The present invention relates generally to the field of integrated circuit devices and, more particularly, to the fields of integrated circuit semiconductor devices and Integrated Optical Circuits (IOC).
Integrated Optical Circuits (IOC) have received considerable attention in the literature due to their potential for high speed signal handling and signal processing capabilities. The basic functions of IOC are to control and detect guided light. Integrated optical devices are typically fabricated in materials that exhibit special optical properties such as photoconductivity, electrooptic or acoustooptic effects. Dielectric waveguides, which are the fundamental component of most IOC devices, consist of regions of high index of refraction surrounded by regions of lower index of refraction, thereby propagating light which wave launched down the waveguide.
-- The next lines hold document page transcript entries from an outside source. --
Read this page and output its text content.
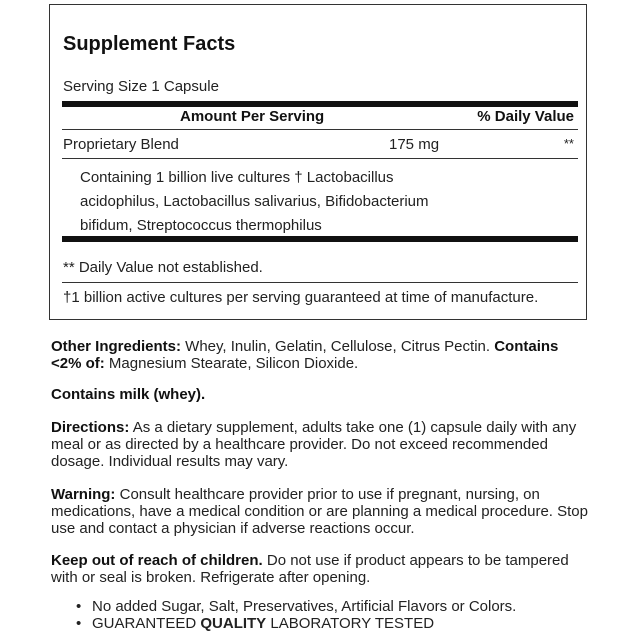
Supplement Facts
Serving Size 1 Capsule
Amount Per Serving	% Daily Value
Proprietary Blend	175 mg	**
Containing 1 billion live cultures † Lactobacillus
acidophilus, Lactobacillus salivarius, Bifidobacterium
bifidum, Streptococcus thermophilus
** Daily Value not established.
†1 billion active cultures per serving guaranteed at time of manufacture.
Other Ingredients: Whey, Inulin, Gelatin, Cellulose, Citrus Pectin. Contains <2% of: Magnesium Stearate, Silicon Dioxide.
Contains milk (whey).
Directions: As a dietary supplement, adults take one (1) capsule daily with any meal or as directed by a healthcare provider. Do not exceed recommended dosage. Individual results may vary.
Warning: Consult healthcare provider prior to use if pregnant, nursing, on medications, have a medical condition or are planning a medical procedure. Stop use and contact a physician if adverse reactions occur.
Keep out of reach of children. Do not use if product appears to be tampered with or seal is broken. Refrigerate after opening.
• No added Sugar, Salt, Preservatives, Artificial Flavors or Colors.
• GUARANTEED QUALITY LABORATORY TESTED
Each IOC function can be performed best in a material specifically suited for that function. For example, lithium niobate has exhibited modulation bandwidths in excess of 5 GHz, and has been used in an optical spectrum analyzer, and in a one-dimensional spatial light modulator. Low loss waveguides have been fabricated in lithium tantalate and complex IOC functions have been demonstrated in lithium niobate such as an optically activated half adder which used channel waveguide modulators and cadmium sulfide films. This circuit demonstrated that complex functions can be performed by IOC, and would be of significant value if the potential speed of the electrooptic material could be realized by the entire circuit. However, the potentially high speed operation of the electrooptic materials has not been fully utilized due to the difficulty of interfacing between the optical regime and the electronic regime. That is, the integrated detectors were much slower than the modulators used in the IOC devices.
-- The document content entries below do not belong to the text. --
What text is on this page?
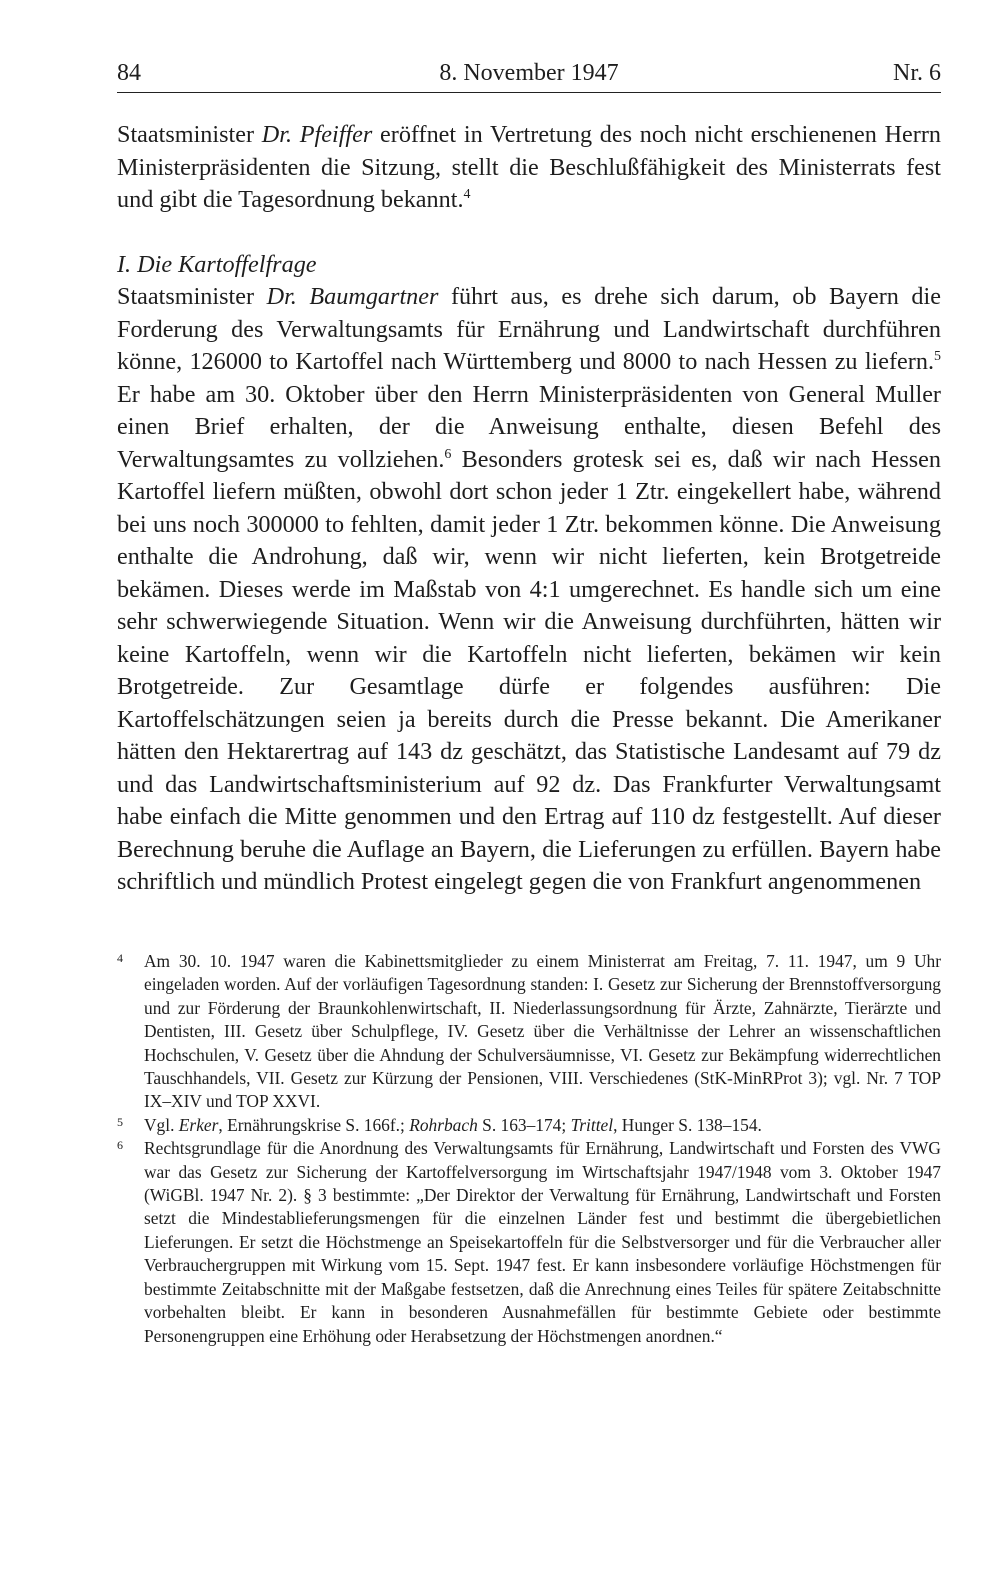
84	8. November 1947	Nr. 6

Staatsminister Dr. Pfeiffer eröffnet in Vertretung des noch nicht erschienenen Herrn Ministerpräsidenten die Sitzung, stellt die Beschlußfähigkeit des Ministerrats fest und gibt die Tagesordnung bekannt.$^4$

I. Die Kartoffelfrage

Staatsminister Dr. Baumgartner führt aus, es drehe sich darum, ob Bayern die Forderung des Verwaltungsamts für Ernährung und Landwirtschaft durchführen könne, 126000 to Kartoffel nach Württemberg und 8000 to nach Hessen zu liefern.$^5$ Er habe am 30. Oktober über den Herrn Ministerpräsidenten von General Muller einen Brief erhalten, der die Anweisung enthalte, diesen Befehl des Verwaltungsamtes zu vollziehen.$^6$ Besonders grotesk sei es, daß wir nach Hessen Kartoffel liefern müßten, obwohl dort schon jeder 1 Ztr. eingekellert habe, während bei uns noch 300000 to fehlten, damit jeder 1 Ztr. bekommen könne. Die Anweisung enthalte die Androhung, daß wir, wenn wir nicht lieferten, kein Brotgetreide bekämen. Dieses werde im Maßstab von 4:1 umgerechnet. Es handle sich um eine sehr schwerwiegende Situation. Wenn wir die Anweisung durchführten, hätten wir keine Kartoffeln, wenn wir die Kartoffeln nicht lieferten, bekämen wir kein Brotgetreide. Zur Gesamtlage dürfe er folgendes ausführen: Die Kartoffelschätzungen seien ja bereits durch die Presse bekannt. Die Amerikaner hätten den Hektarertrag auf 143 dz geschätzt, das Statistische Landesamt auf 79 dz und das Landwirtschaftsministerium auf 92 dz. Das Frankfurter Verwaltungsamt habe einfach die Mitte genommen und den Ertrag auf 110 dz festgestellt. Auf dieser Berechnung beruhe die Auflage an Bayern, die Lieferungen zu erfüllen. Bayern habe schriftlich und mündlich Protest eingelegt gegen die von Frankfurt angenommenen

4 Am 30. 10. 1947 waren die Kabinettsmitglieder zu einem Ministerrat am Freitag, 7. 11. 1947, um 9 Uhr eingeladen worden. Auf der vorläufigen Tagesordnung standen: I. Gesetz zur Sicherung der Brennstoffversorgung und zur Förderung der Braunkohlenwirtschaft, II. Niederlassungsordnung für Ärzte, Zahnärzte, Tierärzte und Dentisten, III. Gesetz über Schulpflege, IV. Gesetz über die Verhältnisse der Lehrer an wissenschaftlichen Hochschulen, V. Gesetz über die Ahndung der Schulversäumnisse, VI. Gesetz zur Bekämpfung widerrechtlichen Tauschhandels, VII. Gesetz zur Kürzung der Pensionen, VIII. Verschiedenes (StK-MinRProt 3); vgl. Nr. 7 TOP IX–XIV und TOP XXVI.

5 Vgl. Erker, Ernährungskrise S. 166f.; Rohrbach S. 163–174; Trittel, Hunger S. 138–154.

6 Rechtsgrundlage für die Anordnung des Verwaltungsamts für Ernährung, Landwirtschaft und Forsten des VWG war das Gesetz zur Sicherung der Kartoffelversorgung im Wirtschaftsjahr 1947/1948 vom 3. Oktober 1947 (WiGBl. 1947 Nr. 2). § 3 bestimmte: „Der Direktor der Verwaltung für Ernährung, Landwirtschaft und Forsten setzt die Mindestablieferungsmengen für die einzelnen Länder fest und bestimmt die übergebietlichen Lieferungen. Er setzt die Höchstmenge an Speisekartoffeln für die Selbstversorger und für die Verbraucher aller Verbrauchergruppen mit Wirkung vom 15. Sept. 1947 fest. Er kann insbesondere vorläufige Höchstmengen für bestimmte Zeitabschnitte mit der Maßgabe festsetzen, daß die Anrechnung eines Teiles für spätere Zeitabschnitte vorbehalten bleibt. Er kann in besonderen Ausnahmefällen für bestimmte Gebiete oder bestimmte Personengruppen eine Erhöhung oder Herabsetzung der Höchstmengen anordnen.“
Schemes for detection of light in LiNbO.sub.3 substrates have been demonstrated, and they fall into two broad categories: discrete detectors that must be attached to the IOC, and integrated detectors. Discrete detectors are often high performance silicon photodetectors, (e.g. avalanche photodiode or p-i-n photodiode), but the discrete nature of the components makes the alignment of the electrooptic substrate to the photodetector cumbersome and difficult and the optical coupling obtained is not maximized. Furthermore, the combined structure has potential reliability problems and is not suitable for mass production. Integrated structures have been made using photoconductive materials that could be deposited onto the substrate, such as polycrystalline cadmium sulfide (CdS). Although CdS has a large light-to-dark resistance ratio, it is limited to operation below about 20 KHz. This has been sufficient to demonstrate many IOC operations, but is not fast enough to be of much practical value.